Conforme expõe a médica, por se tratar de um remédio caro e difícil de obter, o tratamento nunca tem início com ele. “Este é o único que funcionou e a gente nunca pede este de início porque é muito caro e há chances do paciente apresentar melhoras com outros remédios. Só entramos com ele por causa da falha de tratamentos anteriores. A paciente tem que usar enquanto ela viver, não há motivo para interromper o fornecimento, já que emitimos um relatório (veja abaixo) para reforçar a condição da paciente ao Estado. Creio que este seja mais um caso de falta de planejamento. Estimo que 90% dos 158 pacientes citados pelo Estado tenham PTI”.

Segundo a médica, Eltrombopag é o princípio ativo de Revolade (Imagem: Ana Márcia Fontes Campos)

“Questão de planejamento”

De acordo com o promotor de justiça e coordenador do Centro de Apoio Operacional (CAO) da Saúde no MP de Goiás, Eduardo Silva Prego, o medicamento que eles precisam não consta na Relação Nacional de Medicamentos (Rename), lista com os princípios ativos que são de fornecimento obrigatório pelo governo estadual. Entretanto, pode ser fornecido.

“Para que este remédio fosse concedido, por via administrativa, estabelecemos o termo em 2013, por meio do qual o Estado se prontificou a adquirir, com o recurso de R$ 36 milhões, este e outros medicamentos de alto custo não registrados no Rename”. Entretanto, o recurso estadual, segundo apuração do CAO da saúde, se esgotou no mês de junho, e o estado cortou o fornecimento administrativo por ausência de orçamento.

Última caixa utilizada por Miramar (Foto: leitor/Mais Goiás)

No caso específico do Revolade, o promotor reforça que o Juarez Barbosa não está desabastecido por falta de recursos do termo, mas por atraso na compra. “Novo procedimento de compra, via licitação, foi feito e está sendo finalizado. Atualmente está na pendência da liberação de orçamento para aquisição”.

Eduardo completa, afirmando que, apesar da confusão, o termo prevê que o corte deve afetar apenas novas demandas pela medicação. “Ou seja, pacientes que já eram atendidos, como a dona Miramar, precisam continuar recebendo o remédio. Para resolver a situação, vamos estudar entrar com medida judicial para que a conta única do estado seja bloqueada e com o dinheiro, a paciente volte a se tratar. Podemos também entrar com ação de caráter coletivo, para evitar que o fornecimento desse e outros medicamentos com estoque baixo seja interrompido”.

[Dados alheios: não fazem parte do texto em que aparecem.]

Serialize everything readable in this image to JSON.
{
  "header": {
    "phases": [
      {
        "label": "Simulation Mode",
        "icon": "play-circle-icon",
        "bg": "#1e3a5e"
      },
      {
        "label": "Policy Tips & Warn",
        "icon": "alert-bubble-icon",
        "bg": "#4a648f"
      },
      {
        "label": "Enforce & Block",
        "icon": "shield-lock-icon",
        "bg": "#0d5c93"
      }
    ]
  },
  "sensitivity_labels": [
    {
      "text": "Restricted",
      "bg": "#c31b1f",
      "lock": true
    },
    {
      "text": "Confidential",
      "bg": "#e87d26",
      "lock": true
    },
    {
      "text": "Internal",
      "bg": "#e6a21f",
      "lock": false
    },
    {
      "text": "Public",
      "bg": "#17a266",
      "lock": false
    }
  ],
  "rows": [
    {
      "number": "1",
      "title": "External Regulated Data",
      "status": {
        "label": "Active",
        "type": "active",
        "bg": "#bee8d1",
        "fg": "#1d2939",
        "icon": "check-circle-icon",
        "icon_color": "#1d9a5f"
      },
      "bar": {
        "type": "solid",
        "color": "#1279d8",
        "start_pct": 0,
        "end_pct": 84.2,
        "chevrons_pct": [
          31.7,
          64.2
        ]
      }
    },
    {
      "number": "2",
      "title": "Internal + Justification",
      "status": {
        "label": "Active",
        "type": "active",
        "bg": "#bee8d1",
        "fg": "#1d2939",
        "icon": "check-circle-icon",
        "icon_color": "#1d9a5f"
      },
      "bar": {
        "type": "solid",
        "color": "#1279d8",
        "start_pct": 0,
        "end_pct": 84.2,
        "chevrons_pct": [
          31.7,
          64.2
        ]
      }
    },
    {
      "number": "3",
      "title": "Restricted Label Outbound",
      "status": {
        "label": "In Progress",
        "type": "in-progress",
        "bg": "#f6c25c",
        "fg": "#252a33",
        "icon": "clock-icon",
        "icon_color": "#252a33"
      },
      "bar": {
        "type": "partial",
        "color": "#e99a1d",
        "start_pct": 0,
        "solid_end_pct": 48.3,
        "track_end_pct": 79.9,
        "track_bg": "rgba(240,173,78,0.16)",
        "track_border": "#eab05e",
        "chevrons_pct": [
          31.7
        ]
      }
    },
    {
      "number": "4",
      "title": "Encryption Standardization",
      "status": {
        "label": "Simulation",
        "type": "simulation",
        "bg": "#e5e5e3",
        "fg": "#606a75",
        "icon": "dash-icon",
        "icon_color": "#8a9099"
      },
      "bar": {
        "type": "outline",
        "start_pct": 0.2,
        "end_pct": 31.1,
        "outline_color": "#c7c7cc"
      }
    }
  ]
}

O promotor ressalta que o problema decorre da falta de planejamento. “O ideal é que o Estado faça um planejamento dos remédios mais consumidos, com expectativa de crescimento inclusive daqueles que são judicializados. Isso é possível, sim. É só fazer uma compra com estoque maior, dentro da legalidade. No fim das contas, é tudo uma falta de planejamento”.

Repostas

Por e-mail, a SES afirma que 158 pacientes coletam o medicamento mensalmente, tanto via termo de cooperação como judicial e reconhece que o estoque está zerado desde junho deste ano. Para solucionar o problema, “foi feita uma tentativa de registro de preço, que restou deserta. Outro processo de registro de preço está em finalização. Além do processo de Registro de Preço, também iniciamos uma compra por inexigibilidade. Dessa forma, não temos como fazer uma previsão de chegada deste medicamento”.

Ainda de acordo com a pasta, alguns fatores dificultam a manutenção de estoque que não fazem parte dos atos normativos do SUS. “O planejamento das compras de medicamentos do Setor de Judicialização/Cemac é feito baseado nas demandas que chegam, via Termo de Cooperação de Técnica, ou via judicial, portanto, não é uma ação previsível, o que impede ao gestor o planejamento de suas ações. As aquisições já preveem uma reserva técnica de 20%, mas com a chegada de novos pacientes, esse quantitativo é rapidamente utilizado. Ainda, o processo licitatório demanda um tempo variável e existe um desinteresse crescente, por parte dos fornecedores, em participarem do processo licitatório”.

A empresa Novartis, responsável pela disponibilização do medicamento, se pronunciou em nota. “A Novartis esclarece que participa de todos os processos licitatórios e está trabalhando em parceria com a Secretária de Saúde de Goiás, em regime de urgência, para o fornecimento do medicamento Revolade”.